J: "What is your text editor of choice?"
B: "LaTeX."
J: "That's not a text editor."
B: "I know, but your question was so general, this was the only reasonable answer."
Why the question above is terrible:
The question above fails to identify the motivation for asking. Here are some better questions:
- What text editor do you code in?
- What text editor do you write academic papers in?
- What text editor do you due warp-speed text editing in?
- What text editor do you blog in?
- What text editor do you leave open for your cat to type silly nonsense that you can post on Facebook?
- What is the absolute best text editor?
Hopefully this clears up the issues with the question.
BTW: ʇxǝʇ ǝɯıןqns (ɟ ʇxǝʇ ǝɯıןqns (ǝ ɹǝƃƃoןq (p ʇıpǝƃ (ɔ ǝʌıןxǝʇ (q ǝuıן puɐɯɯoɔ puɐ 'ʇıpǝƃ (ɐ
Some thoughts on text editors:
Long ago I was introduced to Emacs and Vim, and I'll admit I had a torrent love affair with Vim for a while as an undergraduate. I eventually had a falling out with Vim and reverted back to gedit(coinciding with my hiatus from coding). Sometime last year I was introduced by Kevin Lin to
Sublime Text. Since, I've been dying to get familiar with it but haven't had a good opportunity. I'm looking forward to the upcoming Kaggle project to force myself to use it. But this is a super high level editor, and far too serious-business for normal everyday text editing...

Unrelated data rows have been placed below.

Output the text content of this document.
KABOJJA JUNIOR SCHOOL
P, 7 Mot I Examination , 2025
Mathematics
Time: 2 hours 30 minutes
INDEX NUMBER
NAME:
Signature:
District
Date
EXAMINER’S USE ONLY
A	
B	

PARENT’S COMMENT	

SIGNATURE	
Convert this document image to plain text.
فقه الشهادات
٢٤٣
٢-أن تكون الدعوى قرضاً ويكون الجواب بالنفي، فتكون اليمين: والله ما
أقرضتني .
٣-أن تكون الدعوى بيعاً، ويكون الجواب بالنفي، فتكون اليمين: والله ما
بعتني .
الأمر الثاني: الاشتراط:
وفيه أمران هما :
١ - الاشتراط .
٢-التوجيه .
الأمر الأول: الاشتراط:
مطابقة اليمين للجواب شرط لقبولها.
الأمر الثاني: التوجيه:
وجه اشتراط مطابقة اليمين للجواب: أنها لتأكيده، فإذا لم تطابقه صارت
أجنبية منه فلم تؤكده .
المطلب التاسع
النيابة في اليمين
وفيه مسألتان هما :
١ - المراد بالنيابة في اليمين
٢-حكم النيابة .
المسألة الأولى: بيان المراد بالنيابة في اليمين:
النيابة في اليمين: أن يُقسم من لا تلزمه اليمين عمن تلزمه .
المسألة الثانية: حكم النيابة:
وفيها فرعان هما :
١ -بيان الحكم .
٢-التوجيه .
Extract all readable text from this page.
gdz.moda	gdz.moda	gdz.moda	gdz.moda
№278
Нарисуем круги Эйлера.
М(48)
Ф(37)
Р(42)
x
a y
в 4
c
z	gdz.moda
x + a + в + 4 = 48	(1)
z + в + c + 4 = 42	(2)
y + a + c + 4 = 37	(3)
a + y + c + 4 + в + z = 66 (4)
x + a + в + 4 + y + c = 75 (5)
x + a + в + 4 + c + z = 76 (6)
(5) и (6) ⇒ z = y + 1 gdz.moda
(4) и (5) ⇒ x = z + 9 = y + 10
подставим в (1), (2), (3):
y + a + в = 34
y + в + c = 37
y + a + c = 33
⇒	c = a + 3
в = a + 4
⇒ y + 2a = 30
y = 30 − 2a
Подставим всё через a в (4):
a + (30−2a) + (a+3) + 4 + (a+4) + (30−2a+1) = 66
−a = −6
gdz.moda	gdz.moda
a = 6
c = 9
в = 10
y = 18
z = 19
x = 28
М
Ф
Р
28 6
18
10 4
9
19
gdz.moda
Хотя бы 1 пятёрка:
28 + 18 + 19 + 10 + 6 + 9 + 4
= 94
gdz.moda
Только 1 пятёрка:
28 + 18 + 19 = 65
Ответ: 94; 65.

Why Gedit is my most commonly used editor:
Two days ago, a friend sent me a data set that she needed cleaned up in about 5 minutes. She(a biologist) was having Excel issues and really needed an 11'th hour data cleanup. The data had some real issues. Some percentages were integers, others were decimals, some were even written as ratios, and a couple entries even were written in words because excel was autocorrecting them as dates and she was in such a hurry this was the fastest solution(I had to fight the urge to send her this link: http://lmgtfy.com/?q=how+to+make+excel+not+autocorrect+ratios+to+dates).

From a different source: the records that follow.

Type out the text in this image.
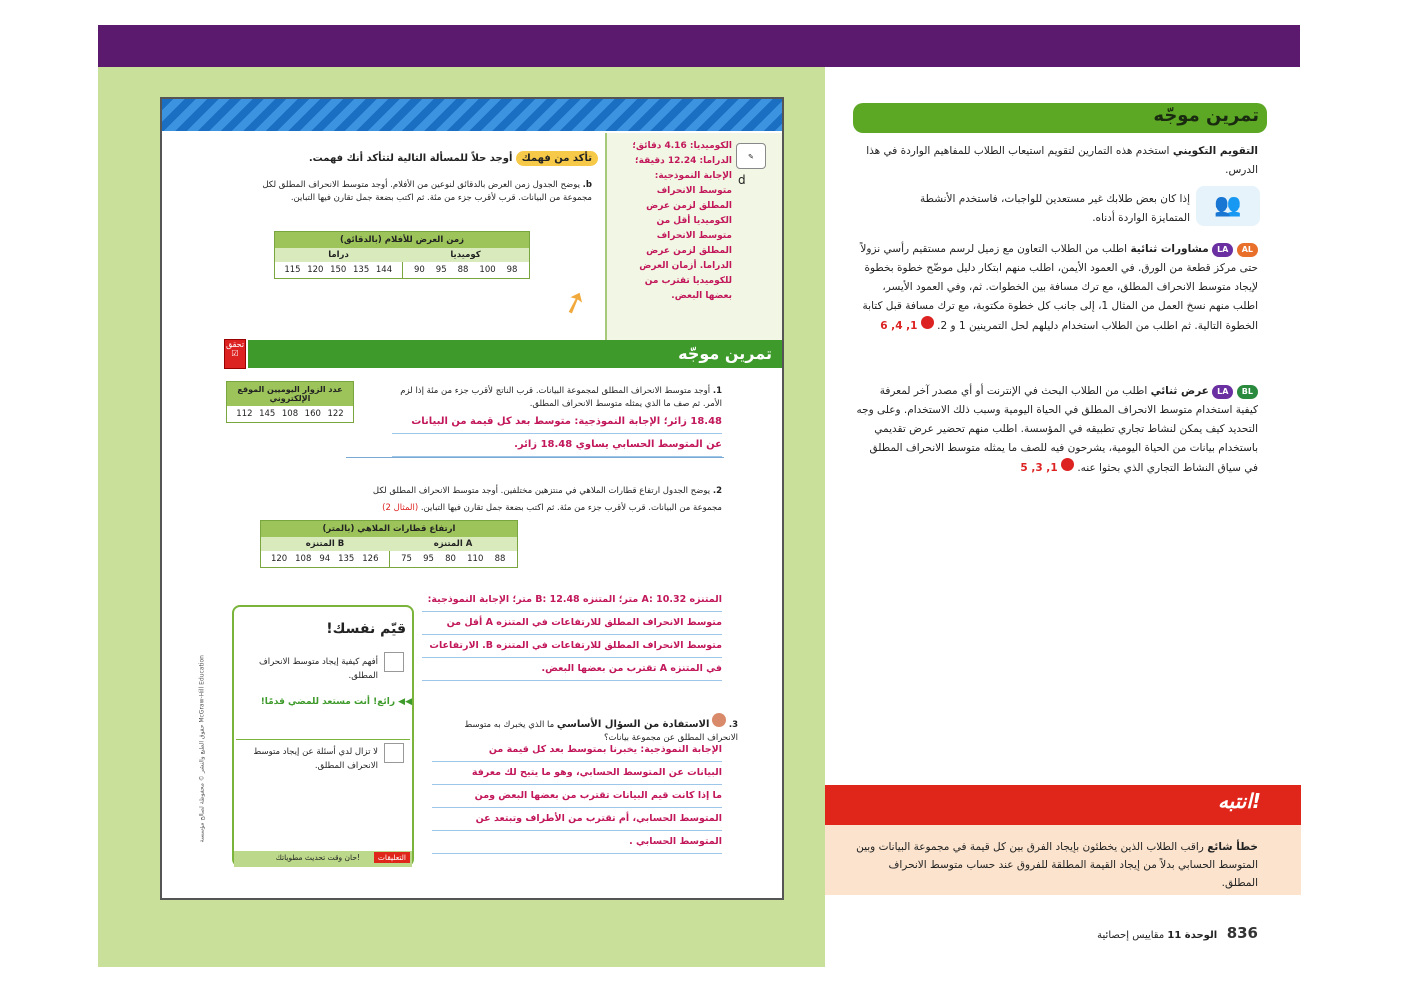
تأكد من فهمك أوجد حلاً للمسألة التالية لتتأكد أنك فهمت.
b. يوضح الجدول زمن العرض بالدقائق لنوعين من الأفلام. أوجد متوسط الانحراف المطلق لكل مجموعة من البيانات. قرب لأقرب جزء من مئة. ثم اكتب بضعة جمل تقارن فيها التباين.
زمن العرض للأفلام (بالدقائق)
دراما	كوميديا
115 120 150 135 144	90 95 88 100 98
➚
الكوميديا: 4.16 دقائق؛
الدراما: 12.24 دقيقة؛
الإجابة النموذجية:
متوسط الانحراف
المطلق لزمن عرض
الكوميديا أقل من
متوسط الانحراف
المطلق لزمن عرض
الدراما. أزمان العرض
للكوميديا تقترب من
بعضها البعض.
✎
d
تحقق
☑	تمرين موجّه
1. أوجد متوسط الانحراف المطلق لمجموعة البيانات. قرب الناتج لأقرب جزء من مئة إذا لزم الأمر. ثم صف ما الذي يمثله متوسط الانحراف المطلق.
18.48 زائر؛ الإجابة النموذجية: متوسط بعد كل قيمة من البيانات
عن المتوسط الحسابي يساوي 18.48 زائر.
عدد الزوار اليوميين الموقع الإلكتروني
112 145 108 160 122
2. يوضح الجدول ارتفاع قطارات الملاهي في منتزهين مختلفين. أوجد متوسط الانحراف المطلق لكل مجموعة من البيانات. قرب لأقرب جزء من مئة. ثم اكتب بضعة جمل تقارن فيها التباين. (المثال 2)
ارتفاع قطارات الملاهي (بالمتر)
المتنزه B	المتنزه A
120 108 94 135 126	75 95 80 110 88
المتنزه A: 10.32 متر؛ المتنزه B: 12.48 متر؛ الإجابة النموذجية:
متوسط الانحراف المطلق للارتفاعات في المتنزه A أقل من
متوسط الانحراف المطلق للارتفاعات في المتنزه B. الارتفاعات
في المتنزه A تقترب من بعضها البعض.
3.  الاستفادة من السؤال الأساسي ما الذي يخبرك به متوسط الانحراف المطلق عن مجموعة بيانات؟
الإجابة النموذجية: يخبرنا بمتوسط بعد كل قيمة من
البيانات عن المتوسط الحسابي، وهو ما يتيح لك معرفة
ما إذا كانت قيم البيانات تقترب من بعضها البعض ومن
المتوسط الحسابي، أم تقترب من الأطراف وتبتعد عن
المتوسط الحسابي .
قيّم نفسك!
أفهم كيفية إيجاد متوسط الانحراف المطلق.
◀◀ رائع! أنت مستعد للمضي قدمًا!
لا تزال لدي أسئلة عن إيجاد متوسط الانحراف المطلق.
التعليقات
حان وقت تحديث مطوياتك!
حقوق الطبع والنشر © محفوظة لصالح مؤسسة McGraw-Hill Education
تمرين موجّه
التقويم التكويني استخدم هذه التمارين لتقويم استيعاب الطلاب للمفاهيم الواردة في هذا الدرس.
👥
إذا كان بعض طلابك غير مستعدين للواجبات، فاستخدم الأنشطة المتمايزة الواردة أدناه.
AL LA مشاورات ثنائية اطلب من الطلاب التعاون مع زميل لرسم مستقيم رأسي نزولاً حتى مركز قطعة من الورق. في العمود الأيمن، اطلب منهم ابتكار دليل موضّح خطوة بخطوة لإيجاد متوسط الانحراف المطلق، مع ترك مسافة بين الخطوات. ثم، وفي العمود الأيسر، اطلب منهم نسخ العمل من المثال 1، إلى جانب كل خطوة مكتوبة، مع ترك مسافة قبل كتابة الخطوة التالية. ثم اطلب من الطلاب استخدام دليلهم لحل التمرينين 1 و 2.  1, 4, 6
BL LA عرض ثنائي اطلب من الطلاب البحث في الإنترنت أو أي مصدر آخر لمعرفة كيفية استخدام متوسط الانحراف المطلق في الحياة اليومية وسبب ذلك الاستخدام. وعلى وجه التحديد كيف يمكن لنشاط تجاري تطبيقه في المؤسسة. اطلب منهم تحضير عرض تقديمي باستخدام بيانات من الحياة اليومية، يشرحون فيه للصف ما يمثله متوسط الانحراف المطلق في سياق النشاط التجاري الذي بحثوا عنه.  1, 3, 5
انتبه!
خطأ شائع راقب الطلاب الذين يخطئون بإيجاد الفرق بين كل قيمة في مجموعة البيانات وبين المتوسط الحسابي بدلاً من إيجاد القيمة المطلقة للفروق عند حساب متوسط الانحراف المطلق.
836   الوحدة 11 مقاييس إحصائية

How long did it take me to clean the data set? About two minutes. Because "I learned to stop worrying and learn to love plaintext editors".
Find/replace is powerful, fast, and if you're clever, can more than likely perform that little regex you know awk can do so nicely.
Coding, and pretty colors:
I'm not ashamed to admit, that as a CS minor, I learned how to program in Java, using Eclipse. Now-a-days, coder friends give me a look of scorn when I mention this, but as someone who was already reindexing his music collection folder structure using awk in Sophomore year, I don't feel like this requires me to turn in my nerd badge. When looking at Sublime text, I like that it strikes a balance between the two extremes, it has the pretty colors and language specific capabilities, but still preserves that narcissistic love of masturbatory-keyboard-shortcutting. Additionally, green-text-black-background-what! A notable exclusion from Sublime text is the incredible testing suite that comes with Eclipse, but maybe this is a crutch anyhow(get off my lawn).
Reconstructing:
The point of all this is to say, aggressively pursue getting the damn problem done and try new text editors in your own time.